Just then I am sure I will faint. I can’t feel my knees anymore and the sky begins to spin. Suddenly Oliver is beside me. “Are you all right?” he asks, as if I can answer that in one simple sentence. “Okay,” he says. “Then this is it.”
“This is it!” I say, repeating his words. I can’t seem to come up with any of my own. As I slide into the passenger seat, Joley gives Oliver directions back to Route 95. I unroll my window.
Oliver starts the car and puts it into gear. Sam moves so that he is standing across from my window, at just the distance where it is easy for us to look at each other. I do not let myself blink. I concentrate on his eyes. We are imprinting each other, etching an image so that when we meet again-ten months, ten years from now-we will have no choice but to remember. The car starts moving. I crane my neck, unwilling to break first.

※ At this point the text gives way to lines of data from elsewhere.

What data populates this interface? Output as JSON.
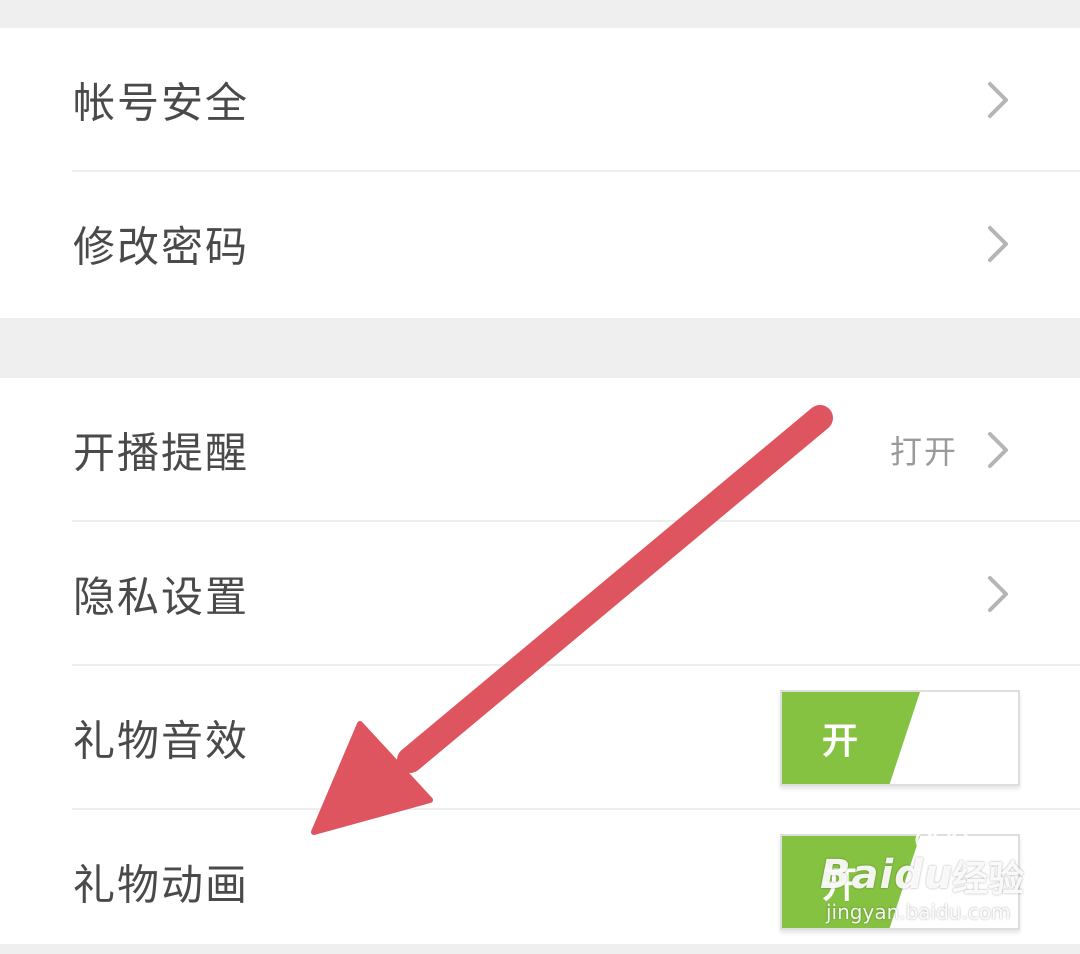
{
  "settings": {
    "group1": [
      {
        "label": "帐号安全"
      },
      {
        "label": "修改密码"
      }
    ],
    "group2": {
      "live_reminder": {
        "label": "开播提醒",
        "value": "打开"
      },
      "privacy": {
        "label": "隐私设置"
      },
      "gift_sound": {
        "label": "礼物音效",
        "toggle_label": "开",
        "on": true
      },
      "gift_animation": {
        "label": "礼物动画",
        "toggle_label": "开",
        "on": true
      }
    }
  },
  "icons": {
    "chevron": "chevron-right-icon"
  },
  "annotation": {
    "arrow_color": "#de5560"
  },
  "watermark": {
    "logo": "Baidu",
    "logo_cn": "经验",
    "url": "jingyan.baidu.com"
  },
  "colors": {
    "toggle_on": "#86c242",
    "text": "#4a4a4a",
    "secondary_text": "#9a9a9a",
    "background": "#efefef"
  }
}
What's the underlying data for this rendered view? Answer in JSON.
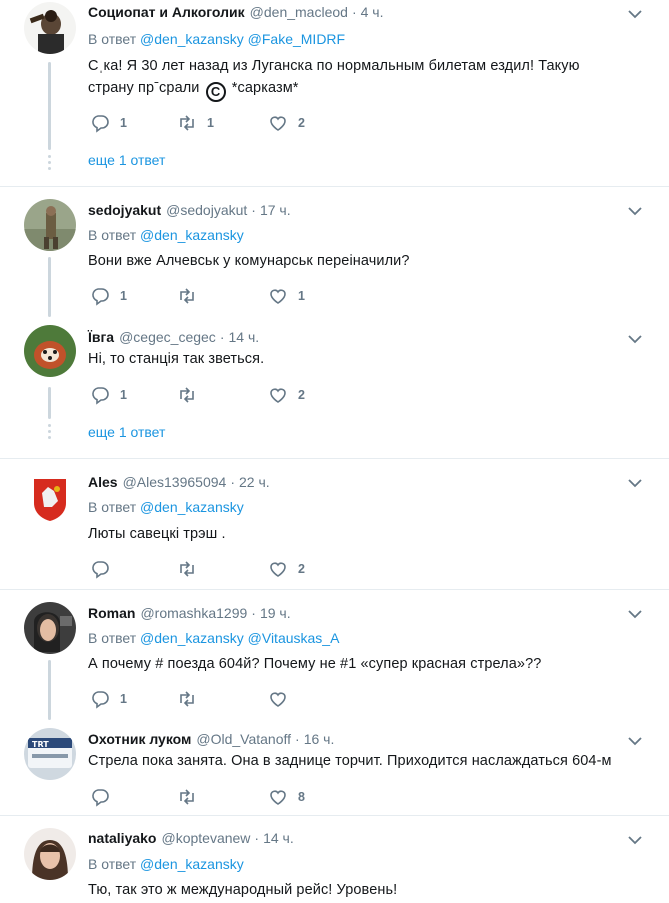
{
  "common": {
    "dot": "·",
    "in_reply_to": "В ответ"
  },
  "tweets": [
    {
      "name": "Социопат и Алкоголик",
      "handle": "@den_macleod",
      "time": "4 ч.",
      "reply_to": [
        "@den_kazansky",
        "@Fake_MIDRF"
      ],
      "text_a": "Сˌка! Я 30 лет назад из Луганска по нормальным билетам ездил! Такую страну прˉсрали",
      "copyright_glyph": "C",
      "text_b": " *сарказм*",
      "replies": "1",
      "retweets": "1",
      "likes": "2",
      "more": "еще 1 ответ"
    },
    {
      "name": "sedojyakut",
      "handle": "@sedojyakut",
      "time": "17 ч.",
      "reply_to": [
        "@den_kazansky"
      ],
      "text": "Вони вже Алчевськ у комунарськ переіначили?",
      "replies": "1",
      "retweets": "",
      "likes": "1"
    },
    {
      "name": "Ївга",
      "handle": "@cegec_cegec",
      "time": "14 ч.",
      "text": "Ні, то станція так зветься.",
      "replies": "1",
      "retweets": "",
      "likes": "2",
      "more": "еще 1 ответ"
    },
    {
      "name": "Ales",
      "handle": "@Ales13965094",
      "time": "22 ч.",
      "reply_to": [
        "@den_kazansky"
      ],
      "text": "Люты савецкі трэш .",
      "replies": "",
      "retweets": "",
      "likes": "2"
    },
    {
      "name": "Roman",
      "handle": "@romashka1299",
      "time": "19 ч.",
      "reply_to": [
        "@den_kazansky",
        "@Vitauskas_A"
      ],
      "text": "А почему # поезда 604й? Почему не #1 «супер красная стрела»??",
      "replies": "1",
      "retweets": "",
      "likes": ""
    },
    {
      "name": "Охотник луком",
      "handle": "@Old_Vatanoff",
      "time": "16 ч.",
      "text": "Стрела пока занята. Она в заднице торчит. Приходится наслаждаться 604-м",
      "replies": "",
      "retweets": "",
      "likes": "8"
    },
    {
      "name": "nataliyako",
      "handle": "@koptevanew",
      "time": "14 ч.",
      "reply_to": [
        "@den_kazansky"
      ],
      "text": "Тю, так это ж международный рейс! Уровень!"
    }
  ],
  "colors": {
    "text": "#14171a",
    "secondary": "#657786",
    "link": "#1b95e0",
    "border": "#e6ecf0",
    "thread": "#ccd6dd"
  }
}
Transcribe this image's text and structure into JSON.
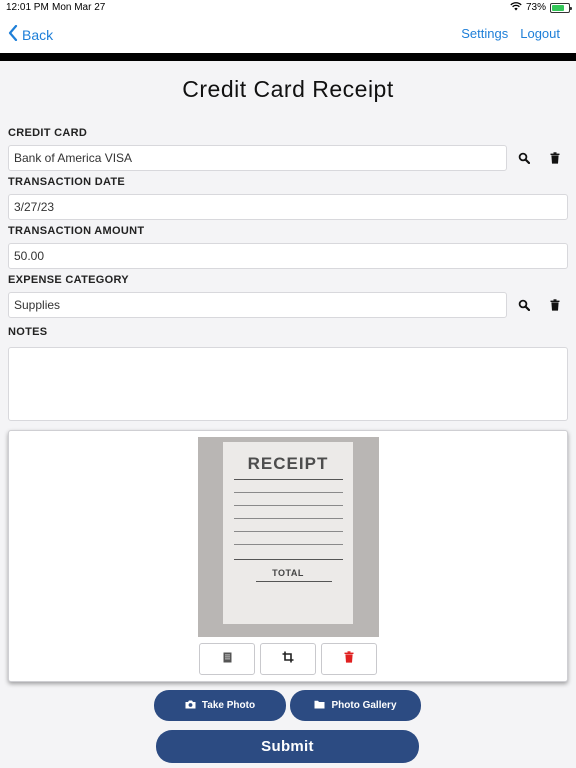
{
  "status_bar": {
    "time": "12:01 PM",
    "date": "Mon Mar 27",
    "battery": "73%",
    "battery_level": 0.73
  },
  "nav": {
    "back_label": "Back",
    "settings_label": "Settings",
    "logout_label": "Logout"
  },
  "page": {
    "title": "Credit Card Receipt"
  },
  "form": {
    "credit_card": {
      "label": "CREDIT CARD",
      "value": "Bank of America VISA"
    },
    "transaction_date": {
      "label": "TRANSACTION DATE",
      "value": "3/27/23"
    },
    "transaction_amount": {
      "label": "TRANSACTION AMOUNT",
      "value": "50.00"
    },
    "expense_category": {
      "label": "EXPENSE CATEGORY",
      "value": "Supplies"
    },
    "notes": {
      "label": "NOTES",
      "value": ""
    }
  },
  "receipt_image": {
    "title": "RECEIPT",
    "total_label": "TOTAL"
  },
  "actions": {
    "take_photo_label": "Take Photo",
    "photo_gallery_label": "Photo Gallery",
    "submit_label": "Submit"
  },
  "colors": {
    "accent": "#1e7fd8",
    "button": "#2c4b82",
    "delete": "#e02020"
  },
  "icons": [
    "wifi-icon",
    "battery-icon",
    "chevron-left-icon",
    "search-icon",
    "trash-icon",
    "document-icon",
    "crop-icon",
    "camera-icon",
    "folder-icon"
  ]
}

I have to turn around in my seat, looking over Rebecca’s head through the lines of defogger tape, but I can still see him. I can see him all the way past the welcome sign for this orchard, past the mailbox.
Then I realize how it will be. Like metal pounded to a thin foil, spreading in distance but not compromising its strength. It has simply changed shape, changed form.
Oliver has been talking but I haven’t really heard what he’s been saying. He is trying so hard; I have to give him credit. I open my eyes, and there is my daughter. Rebecca stares at me, or maybe right through me, I cannot tell. She pulls a blanket back from the floor of the car. Apples. Bushels and bushels of apples. This is what Sam wanted me to have. I find myself silently mouthing the names of the different fruits: Bellflower. Macoun. Jonathan. Cortland. Bottle Greening. Rebecca takes a Cortland and bites hard into its side. “Oh,” Oliver says, looking in the rearview mirror. “You took some with you, did you?”